Thursday’s meeting, on April 23rd, 2026, is really two votes. One is on the merger itself. The other is an advisory vote on whether shareholders approve David Zaslav’s $887 million golden parachute for closing it. That second vote does not bind the board. The board can ignore it. But it goes on the record.

I am not here to tell you to vote yes or vote no. I do not get a ballot. You do. It is your stock, your money, your threshold.

What I am here to say is that the people asking you for a yes do not have a track record of telling you the whole truth up front, and the CEO asking you to trust that process walks away with close to a billion dollars whether you trust him or not. And the more I sit with that sentence, the less any part of it reads like a coincidence.

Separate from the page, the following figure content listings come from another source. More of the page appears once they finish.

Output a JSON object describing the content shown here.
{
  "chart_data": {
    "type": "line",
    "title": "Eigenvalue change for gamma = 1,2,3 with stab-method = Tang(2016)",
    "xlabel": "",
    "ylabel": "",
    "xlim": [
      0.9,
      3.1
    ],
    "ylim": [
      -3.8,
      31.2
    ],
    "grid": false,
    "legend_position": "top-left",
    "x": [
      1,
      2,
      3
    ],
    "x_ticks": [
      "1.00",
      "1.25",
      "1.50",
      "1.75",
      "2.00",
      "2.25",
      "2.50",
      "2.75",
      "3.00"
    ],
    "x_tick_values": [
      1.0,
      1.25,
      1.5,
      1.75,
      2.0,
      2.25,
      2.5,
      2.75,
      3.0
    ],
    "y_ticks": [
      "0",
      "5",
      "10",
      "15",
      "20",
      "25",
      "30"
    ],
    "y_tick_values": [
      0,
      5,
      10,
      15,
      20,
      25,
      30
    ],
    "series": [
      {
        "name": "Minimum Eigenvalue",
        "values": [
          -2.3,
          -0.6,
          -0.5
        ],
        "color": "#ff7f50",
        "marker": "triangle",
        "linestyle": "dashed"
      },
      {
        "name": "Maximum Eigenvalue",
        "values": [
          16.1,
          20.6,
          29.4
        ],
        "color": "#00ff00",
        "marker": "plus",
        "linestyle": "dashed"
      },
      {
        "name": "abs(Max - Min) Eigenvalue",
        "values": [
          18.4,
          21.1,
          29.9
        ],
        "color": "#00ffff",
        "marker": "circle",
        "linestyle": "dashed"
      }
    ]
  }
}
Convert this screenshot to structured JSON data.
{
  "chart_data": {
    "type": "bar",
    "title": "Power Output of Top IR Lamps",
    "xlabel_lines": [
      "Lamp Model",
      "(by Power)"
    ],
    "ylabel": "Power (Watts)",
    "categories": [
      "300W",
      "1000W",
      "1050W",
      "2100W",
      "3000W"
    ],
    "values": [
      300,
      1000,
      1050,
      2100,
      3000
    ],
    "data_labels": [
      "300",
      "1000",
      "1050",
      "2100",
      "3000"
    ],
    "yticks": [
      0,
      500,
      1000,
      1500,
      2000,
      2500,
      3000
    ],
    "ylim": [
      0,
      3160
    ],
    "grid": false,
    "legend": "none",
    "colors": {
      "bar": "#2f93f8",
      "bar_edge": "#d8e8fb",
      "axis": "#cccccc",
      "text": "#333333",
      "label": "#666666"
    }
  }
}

So before you check the box on that $887 million package, and on the merger itself, ask yourself whether thirty-one dollars a share is really enough to sign off on all of this.

And if you are not a shareholder, ask yourself something smaller and harder. Who is the Donna Nicosia of the next deal? Because the next deal is coming, and it is going to be bigger, and it is going to have less daylight, and somebody is going to have to be the one who reads the document nobody else will read.

Donna did the reading on this one, now it’s our job to amplify what she found.